I walked out of the prison last night, it was snowing, getting dark. One of the guards, walking behind me, said, “I’ll trade you coats.” I had on my raccoon coat, I said, “Even this one isn’t warm enough for me.” He put his arm around me, hugged me tight. He was older, looked Irish. He said, “Maybe you need a drink.”
I said, “You are Irish.” He said, “My parents were.” He suddenly looking ashamed for letting a little of himself be known. Another man, walking slightly behind him, was shackled, in leg irons and a chain around his waist. He carried his belongings in a cardboard box.
The guard said, “I’m looking after him.” I nodded. He became distant and we passed through the gates that lock us out, lock us in, lock us everywhere away. I got in my car and thought of you doing three years chained in the hole having bean cake slapped on your face three times a day, breakfast, lunch and dinner, and I thought that’s the saddest thing I know. . . .
There is nothing one man will not do to another.
Slipping into your cell, I wander around lost. I love listening to your breathing. Each night I lie awake imagining it to be my own.
My heart’s a rag. It’s a rag in the wind. It’s a soggy bean cake, a man carrying his only belongings in a box, it’s leg irons for one and Danny being poisoned by cyanide.
There is nothing one person will not do to another.
And out of these nothings, all beginnings come.

Dear Susan: I love you. All things begin there. Last night on T.V. a woman said she wanted two men. One to be her friend — tolerant, giving, someone to share her life with — then she wanted a more dangerous one, unpredictable, moody, a male animal. She said more. She was articulate and very intelligent — the only thing that bothered me was the impression I got that she wanted the two men in one — and to choose when he would be what.

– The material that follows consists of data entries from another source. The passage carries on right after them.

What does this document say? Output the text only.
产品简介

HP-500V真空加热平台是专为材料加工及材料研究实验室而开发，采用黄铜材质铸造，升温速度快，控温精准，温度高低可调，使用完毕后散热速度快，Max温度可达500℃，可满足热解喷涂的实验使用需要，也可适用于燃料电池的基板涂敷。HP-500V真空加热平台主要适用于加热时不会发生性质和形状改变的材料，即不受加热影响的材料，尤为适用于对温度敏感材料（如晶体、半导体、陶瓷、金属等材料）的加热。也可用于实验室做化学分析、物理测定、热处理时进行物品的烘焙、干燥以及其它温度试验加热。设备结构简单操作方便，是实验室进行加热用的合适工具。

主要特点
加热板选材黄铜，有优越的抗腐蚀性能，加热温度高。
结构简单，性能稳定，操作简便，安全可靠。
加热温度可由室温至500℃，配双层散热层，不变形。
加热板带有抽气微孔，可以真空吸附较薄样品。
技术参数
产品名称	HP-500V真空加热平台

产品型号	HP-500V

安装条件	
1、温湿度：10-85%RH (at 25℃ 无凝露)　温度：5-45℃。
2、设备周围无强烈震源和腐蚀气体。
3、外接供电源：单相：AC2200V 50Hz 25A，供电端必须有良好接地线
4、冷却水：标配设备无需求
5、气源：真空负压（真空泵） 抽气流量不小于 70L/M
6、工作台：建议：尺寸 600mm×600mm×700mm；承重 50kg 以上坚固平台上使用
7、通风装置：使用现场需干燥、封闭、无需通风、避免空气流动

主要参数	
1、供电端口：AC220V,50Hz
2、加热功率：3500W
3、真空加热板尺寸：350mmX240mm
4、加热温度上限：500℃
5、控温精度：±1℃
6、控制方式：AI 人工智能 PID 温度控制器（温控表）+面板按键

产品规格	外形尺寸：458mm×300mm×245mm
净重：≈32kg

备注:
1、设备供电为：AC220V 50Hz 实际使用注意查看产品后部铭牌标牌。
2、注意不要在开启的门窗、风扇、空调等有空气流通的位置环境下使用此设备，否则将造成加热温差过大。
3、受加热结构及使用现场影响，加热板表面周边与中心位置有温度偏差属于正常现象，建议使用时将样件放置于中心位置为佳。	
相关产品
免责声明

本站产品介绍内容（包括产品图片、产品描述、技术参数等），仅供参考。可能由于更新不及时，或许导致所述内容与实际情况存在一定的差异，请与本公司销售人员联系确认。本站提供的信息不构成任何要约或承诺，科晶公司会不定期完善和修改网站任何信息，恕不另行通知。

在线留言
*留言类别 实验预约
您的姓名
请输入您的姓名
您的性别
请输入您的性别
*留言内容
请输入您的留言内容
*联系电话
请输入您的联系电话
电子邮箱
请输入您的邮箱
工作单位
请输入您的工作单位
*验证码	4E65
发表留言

Dear Stephen: I’m exhausted. My brother and I went shopping with Charlotte. We bought an axe. I spent the rest of the day in the computer room at the University working on The Joy of Sexual Failure, the chapter called “Total Failure,” where sex leads to death. It’s distasteful, after awhile, to be writing about men who only get off when they eat the toenail clippings of cadavers. Put me off my lunch, rather. One man, who used to close his penis in the toilet until it turned black and dropped off, believed that erections were caused by poor muscle control. I would think it was the contrary, but then I’m not a man. I just went into the kitchen and Bill Deverell was there playing Mr. Potato Head with Charlotte and Matt Cohen.

Dear Susan: My cell was ransacked this morning. I took my writing with me. We’re still locked down. They’re still searching. Why is it that every time someone gets killed they take all my extra underwear? They came up here looking for murder weapons and left with all the shelves and hangers and seven television sets. Maybe the guy was killed by multiple television reruns. Poor Eddy. Heard he was coming in off the rink. He’s a goalie — it’s like a fish out of water, a goalie off the ice. Too cold. Why did I let you leave?

Dear Stephen: I left, but I didn’t leave you. How can I leave you, even for sleep? A minute is too long. For the rest of my life I want to write to you. I want to sit like this and write. Nothing more but letters to you. And nothing less.